San Juan, 3
Él me dijo que era preciso
renacer, y yo le dije: ¿cómo?
¿a mis años puede un hombre
volver a entrar en el vientre de su madre?
Yo sentía mi rostro como una página escrita
en el viento y en la sombra
que hacían temblar nuestros cabellos
y nuestras simples vestiduras.
Las hojas también temblaban levemente,
con un sonido áspero y dulce, acariciando
los mediodías en el patio de la infancia.

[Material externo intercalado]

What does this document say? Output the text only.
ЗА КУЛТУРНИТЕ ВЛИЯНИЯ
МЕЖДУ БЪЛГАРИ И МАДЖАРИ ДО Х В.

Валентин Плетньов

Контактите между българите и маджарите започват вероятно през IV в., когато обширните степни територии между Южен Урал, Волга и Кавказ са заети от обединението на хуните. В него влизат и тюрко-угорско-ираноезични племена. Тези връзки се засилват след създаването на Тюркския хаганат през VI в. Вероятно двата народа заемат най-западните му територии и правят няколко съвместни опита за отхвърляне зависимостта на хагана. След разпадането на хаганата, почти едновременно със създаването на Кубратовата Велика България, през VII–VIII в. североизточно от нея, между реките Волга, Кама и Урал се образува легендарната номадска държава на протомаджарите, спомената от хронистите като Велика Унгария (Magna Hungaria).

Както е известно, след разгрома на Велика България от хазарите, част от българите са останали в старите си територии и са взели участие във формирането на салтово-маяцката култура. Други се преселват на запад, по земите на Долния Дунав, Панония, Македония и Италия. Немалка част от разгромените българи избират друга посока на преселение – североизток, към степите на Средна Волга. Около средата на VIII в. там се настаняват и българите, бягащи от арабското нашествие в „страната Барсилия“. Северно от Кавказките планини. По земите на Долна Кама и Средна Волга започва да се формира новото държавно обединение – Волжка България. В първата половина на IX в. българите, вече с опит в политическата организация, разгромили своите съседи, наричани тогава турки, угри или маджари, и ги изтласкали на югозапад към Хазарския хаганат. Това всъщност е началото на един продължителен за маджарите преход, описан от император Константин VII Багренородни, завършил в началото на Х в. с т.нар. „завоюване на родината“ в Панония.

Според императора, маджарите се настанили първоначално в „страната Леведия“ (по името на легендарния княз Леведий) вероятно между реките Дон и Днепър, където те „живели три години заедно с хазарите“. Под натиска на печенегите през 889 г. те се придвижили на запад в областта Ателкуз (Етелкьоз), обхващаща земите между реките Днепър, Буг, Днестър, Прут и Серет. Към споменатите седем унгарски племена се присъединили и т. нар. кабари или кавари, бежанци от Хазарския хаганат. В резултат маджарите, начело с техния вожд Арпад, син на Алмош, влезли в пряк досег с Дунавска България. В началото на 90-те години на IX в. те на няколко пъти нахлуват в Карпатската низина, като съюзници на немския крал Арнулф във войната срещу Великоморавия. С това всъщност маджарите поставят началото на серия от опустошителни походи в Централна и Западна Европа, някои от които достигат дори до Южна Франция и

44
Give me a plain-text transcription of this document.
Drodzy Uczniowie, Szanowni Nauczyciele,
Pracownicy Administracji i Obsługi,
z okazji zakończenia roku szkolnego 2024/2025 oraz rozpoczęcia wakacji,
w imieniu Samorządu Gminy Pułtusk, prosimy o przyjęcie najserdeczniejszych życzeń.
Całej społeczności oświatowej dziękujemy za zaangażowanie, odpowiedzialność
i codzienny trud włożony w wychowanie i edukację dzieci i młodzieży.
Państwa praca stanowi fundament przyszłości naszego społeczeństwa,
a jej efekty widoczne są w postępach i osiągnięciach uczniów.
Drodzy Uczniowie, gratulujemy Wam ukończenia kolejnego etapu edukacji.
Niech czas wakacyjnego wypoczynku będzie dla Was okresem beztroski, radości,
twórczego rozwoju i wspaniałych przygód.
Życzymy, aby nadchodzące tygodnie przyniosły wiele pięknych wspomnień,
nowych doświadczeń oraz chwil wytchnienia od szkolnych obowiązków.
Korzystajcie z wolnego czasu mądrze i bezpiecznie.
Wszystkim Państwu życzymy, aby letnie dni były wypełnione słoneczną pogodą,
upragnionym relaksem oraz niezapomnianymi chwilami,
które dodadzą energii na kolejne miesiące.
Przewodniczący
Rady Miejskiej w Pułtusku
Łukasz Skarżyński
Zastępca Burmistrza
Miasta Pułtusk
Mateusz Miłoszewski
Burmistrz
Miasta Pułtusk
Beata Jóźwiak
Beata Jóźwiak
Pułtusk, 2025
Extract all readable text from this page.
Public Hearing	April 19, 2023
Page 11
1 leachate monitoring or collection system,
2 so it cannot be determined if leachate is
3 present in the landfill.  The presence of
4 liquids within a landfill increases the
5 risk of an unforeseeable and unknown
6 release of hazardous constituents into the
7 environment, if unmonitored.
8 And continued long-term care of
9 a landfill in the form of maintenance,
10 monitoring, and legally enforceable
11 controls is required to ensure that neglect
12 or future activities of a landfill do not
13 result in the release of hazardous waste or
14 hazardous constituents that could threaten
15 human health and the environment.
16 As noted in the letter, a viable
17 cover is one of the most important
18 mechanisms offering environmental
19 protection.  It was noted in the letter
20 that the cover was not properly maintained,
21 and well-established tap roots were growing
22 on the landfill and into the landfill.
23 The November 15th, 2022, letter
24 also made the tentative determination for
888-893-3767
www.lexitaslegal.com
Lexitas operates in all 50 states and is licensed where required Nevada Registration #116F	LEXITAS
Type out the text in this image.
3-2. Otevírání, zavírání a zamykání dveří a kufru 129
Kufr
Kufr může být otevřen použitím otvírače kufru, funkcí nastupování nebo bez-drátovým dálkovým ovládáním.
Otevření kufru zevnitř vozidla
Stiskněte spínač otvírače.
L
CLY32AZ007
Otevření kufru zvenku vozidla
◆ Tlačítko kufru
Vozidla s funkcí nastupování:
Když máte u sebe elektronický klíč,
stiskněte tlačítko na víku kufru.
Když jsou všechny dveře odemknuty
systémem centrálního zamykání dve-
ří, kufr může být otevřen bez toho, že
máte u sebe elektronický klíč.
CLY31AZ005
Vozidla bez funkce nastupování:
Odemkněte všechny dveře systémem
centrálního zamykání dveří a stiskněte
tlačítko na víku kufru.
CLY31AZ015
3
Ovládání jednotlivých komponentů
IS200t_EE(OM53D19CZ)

Y él me dijo, y sus palabras
no parecían estar saliendo de sus labios
-¿tal vez porque la sombra los cubría, o porque era
tan ardiente su mirada?-: Oye,
tienes que renacer en el agua y el espíritu,
y hacerte del espíritu, si quieres
entrar en el Reino… Todo era
como un encuentro casual y lejanísimo
de dos amigos, y él estuvo hablando
todavía un rato, y yo sentí de pronto
que me hablaba con cierta dureza,
como reprendiéndome, y después
nos separamos silenciosamente.
Pero ahora estoy oyendo sus palabras de otro modo,
como si hubieran pasado por el agua de mi sueño
y gotearan en la luz de la mañana,
en la blanca bocanada de la luz, en las mañanas de mi infancia,
repitiéndome: si crees en mí,
si vuelves a nacer en el agua y el espíritu,
si te haces del espíritu…
Los niños pasan gritando por la ciudad vacía.